Burke said roadway expansion also has made it more difficult for people to access jobs and other destinations without a car, worsening economic hardship for low-income residents.
“For these reasons, Active Trans is calling for a moratorium on expressway expansion in the Chicago region,” Burke said, urging the public to contact the Illinois governor’s office in support of the moratorium.
“Research shows that roadway expansion in urban areas only exacerbates traffic congestion in the long run by inducing more driving that over time fills in the additional roadway space, with congestion rebuilding to previous levels,” Burke wrote. “Investments in transit, biking and walking carry greater long-term benefits at a much lower cost. The planned expansions of I-294, I-290 and I-55 would cost a combined $7.4 billion. In comparison, Chicago added 100 miles of new bikeways from 2011 to 2015 for $12 million and converting expressway lanes to carpool lanes is inexpensive.

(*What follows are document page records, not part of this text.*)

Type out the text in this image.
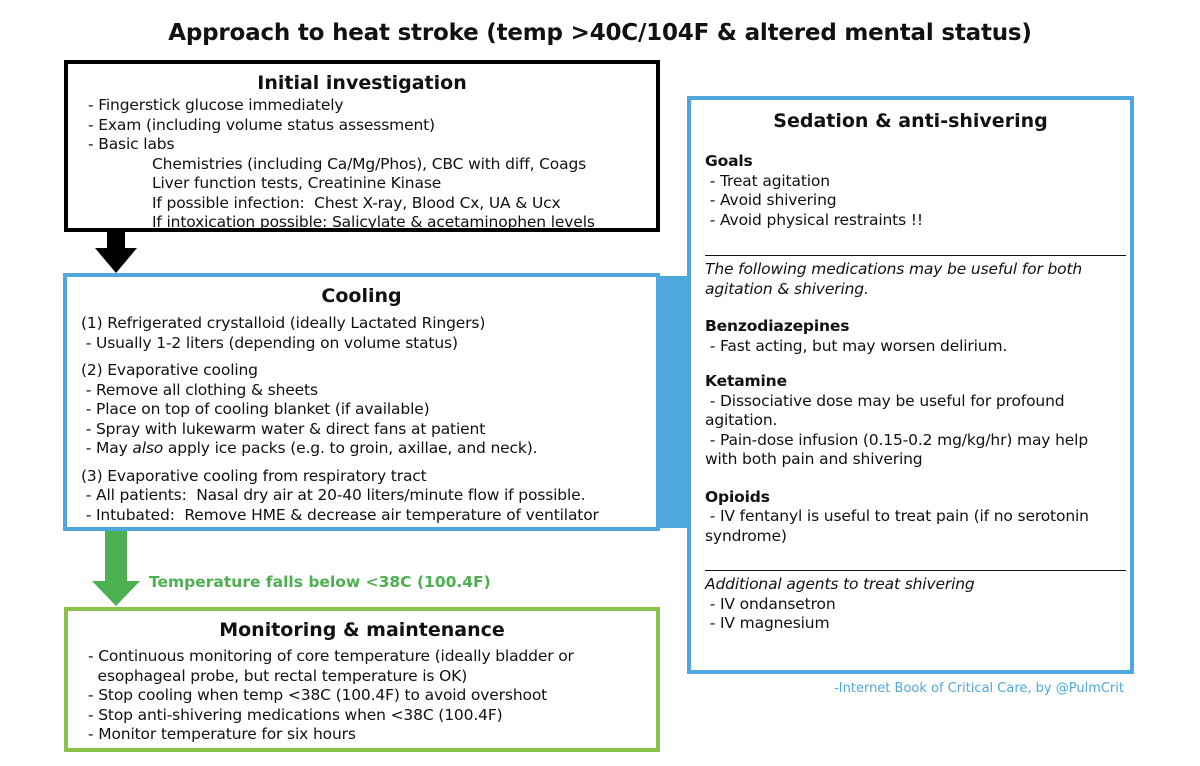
Approach to heat stroke (temp >40C/104F & altered mental status)
Initial investigation
- Fingerstick glucose immediately
- Exam (including volume status assessment)
- Basic labs
Chemistries (including Ca/Mg/Phos), CBC with diff, Coags
Liver function tests, Creatinine Kinase
If possible infection:  Chest X-ray, Blood Cx, UA & Ucx
If intoxication possible: Salicylate & acetaminophen levels
Cooling
(1) Refrigerated crystalloid (ideally Lactated Ringers)
- Usually 1-2 liters (depending on volume status)
(2) Evaporative cooling
- Remove all clothing & sheets
- Place on top of cooling blanket (if available)
- Spray with lukewarm water & direct fans at patient
- May also apply ice packs (e.g. to groin, axillae, and neck).
(3) Evaporative cooling from respiratory tract
- All patients:  Nasal dry air at 20-40 liters/minute flow if possible.
- Intubated:  Remove HME & decrease air temperature of ventilator
Temperature falls below <38C (100.4F)
Monitoring & maintenance
- Continuous monitoring of core temperature (ideally bladder or
esophageal probe, but rectal temperature is OK)
- Stop cooling when temp <38C (100.4F) to avoid overshoot
- Stop anti-shivering medications when <38C (100.4F)
- Monitor temperature for six hours
Sedation & anti-shivering
Goals
- Treat agitation
- Avoid shivering
- Avoid physical restraints !!
The following medications may be useful for both
agitation & shivering.
Benzodiazepines
- Fast acting, but may worsen delirium.
Ketamine
- Dissociative dose may be useful for profound
agitation.
- Pain-dose infusion (0.15-0.2 mg/kg/hr) may help
with both pain and shivering
Opioids
- IV fentanyl is useful to treat pain (if no serotonin
syndrome)
Additional agents to treat shivering
- IV ondansetron
- IV magnesium
-Internet Book of Critical Care, by @PulmCrit
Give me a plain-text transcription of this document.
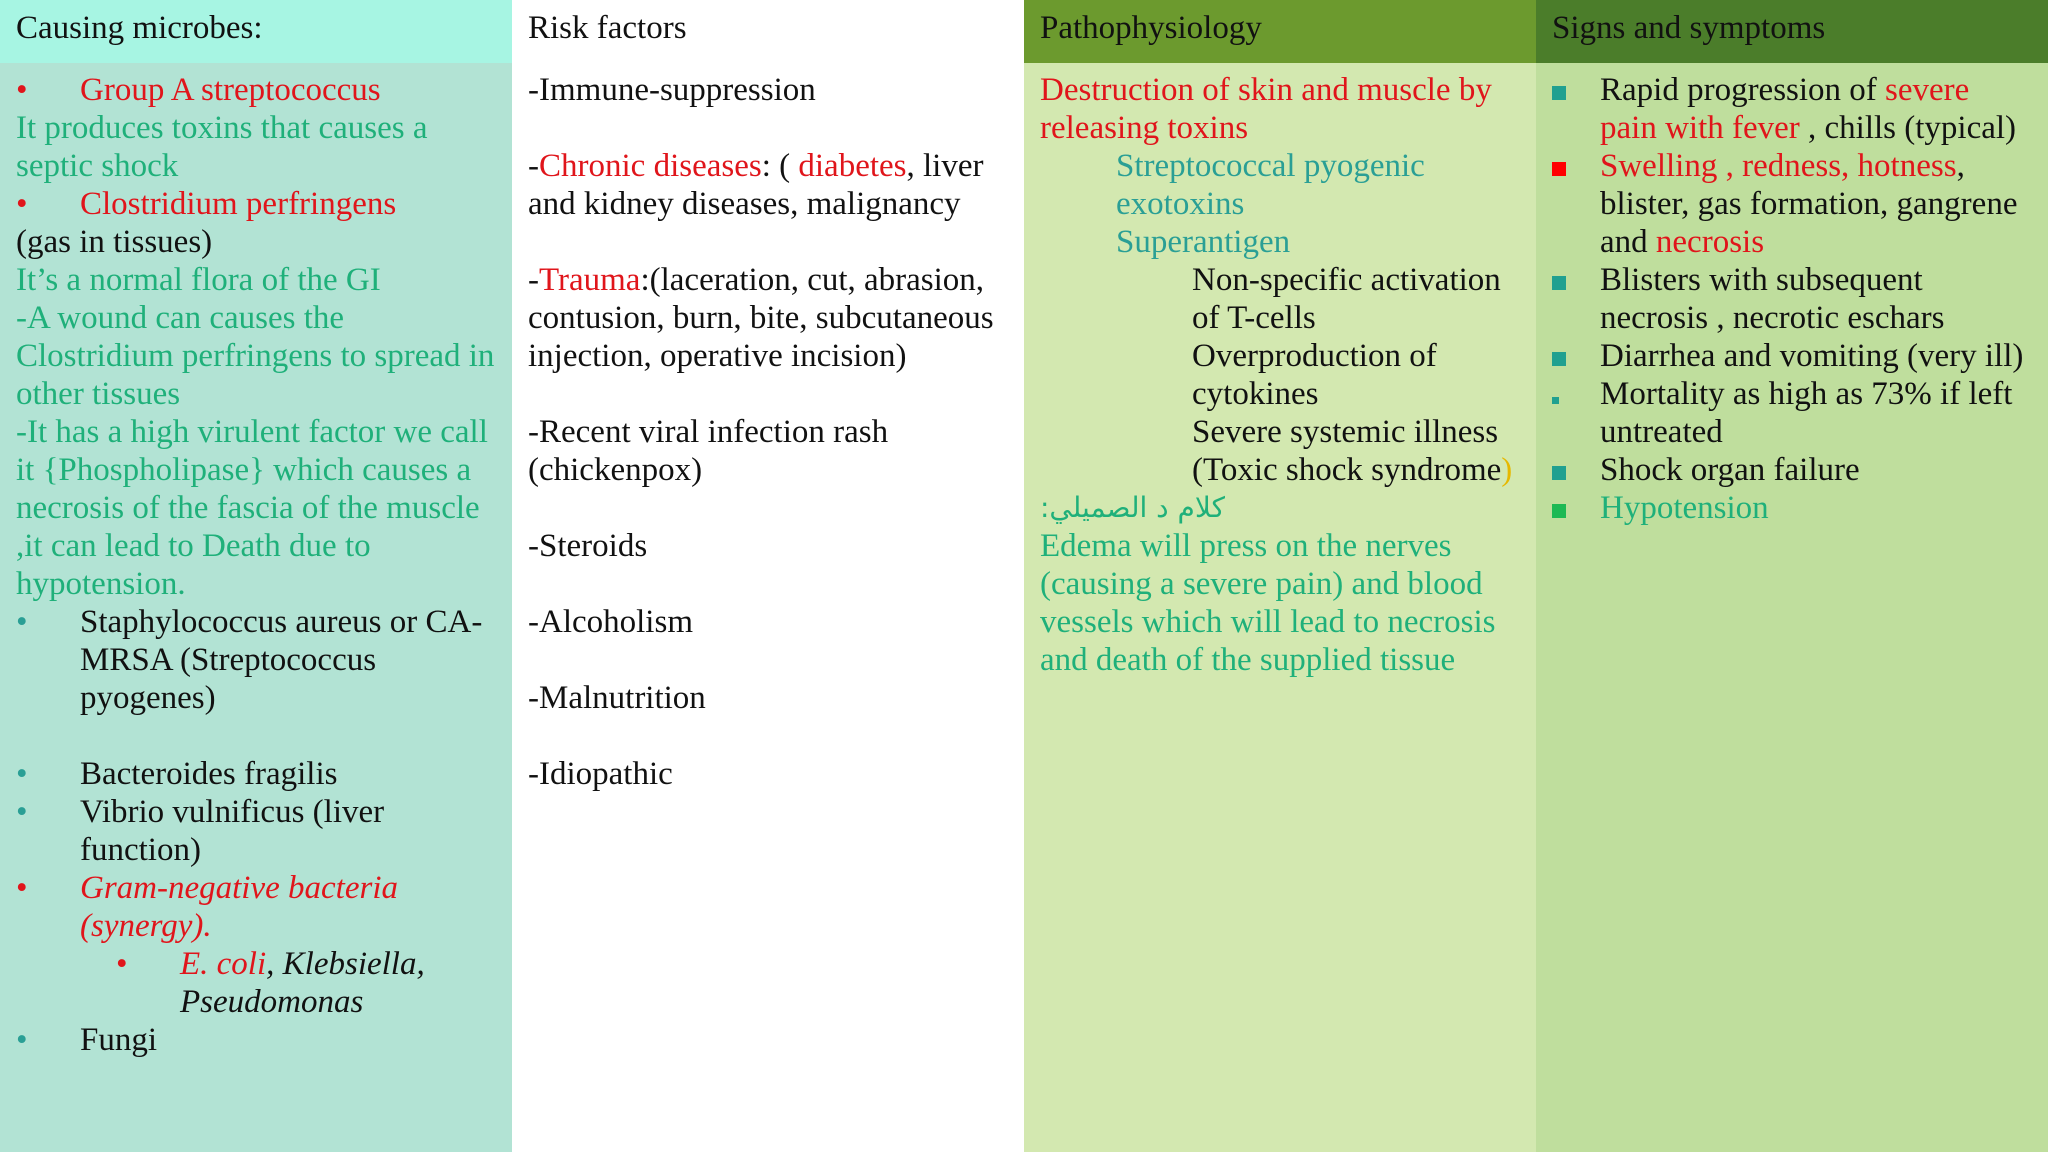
Causing microbes:
•	Group A streptococcus
It produces toxins that causes a septic shock
•	Clostridium perfringens
(gas in tissues)
It’s a normal flora of the GI
-A wound can causes the Clostridium perfringens to spread in other tissues
-It has a high virulent factor we call it {Phospholipase} which causes a necrosis of the fascia of the muscle ,it can lead to Death due to hypotension.
•	Staphylococcus aureus or CA-MRSA (Streptococcus pyogenes)
•	Bacteroides fragilis
•	Vibrio vulnificus (liver function)
•	Gram-negative bacteria (synergy).
•	E. coli, Klebsiella, Pseudomonas
•	Fungi
Risk factors
-Immune-suppression
-Chronic diseases: ( diabetes, liver and kidney diseases, malignancy
-Trauma:(laceration, cut, abrasion, contusion, burn, bite, subcutaneous injection, operative incision)
-Recent viral infection rash (chickenpox)
-Steroids
-Alcoholism
-Malnutrition
-Idiopathic
Pathophysiology
Destruction of skin and muscle by releasing toxins
Streptococcal pyogenic exotoxins
Superantigen
Non-specific activation of T-cells
Overproduction of cytokines
Severe systemic illness (Toxic shock syndrome)
كلام د الصميلي:
Edema will press on the nerves (causing a severe pain) and blood vessels which will lead to necrosis and death of the supplied tissue
Signs and symptoms
Rapid progression of severe pain with fever , chills (typical)
Swelling , redness, hotness, blister, gas formation, gangrene and necrosis
Blisters with subsequent necrosis , necrotic eschars
Diarrhea and vomiting (very ill)
Mortality as high as 73% if left untreated
Shock organ failure
Hypotension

Burke said the alliance had sent letters to the region’s planning agency, the Chicago Metropolitan Agency for Planning (CMAP), as well as the Illinois Department of Transportation (IDOT) and the Illinois Tollway Authority (ITA), asking each to take the following steps:
- Remove expressway expansion projects from the ON TO 2050 regional plan, Illinois’ Long-Range Transportation Plan and the Tollway’s Move Illinois Capital Program.
- Adopt a policy acknowledging that expressway expansion leads to induced demand that undermines congestion relief, reinforces car-dependency and disadvantages people who cannot afford or cannot physically drive a car.
- Prioritize lasting, cost-effective congestion relief with strategies like better public transportation and rush-hour demand management.
The latest congestion/bottleneck report issued by the American Transportation Research Institute lists the I-290/I-90-I-94 interchange as the third most congested area in terms of congestion.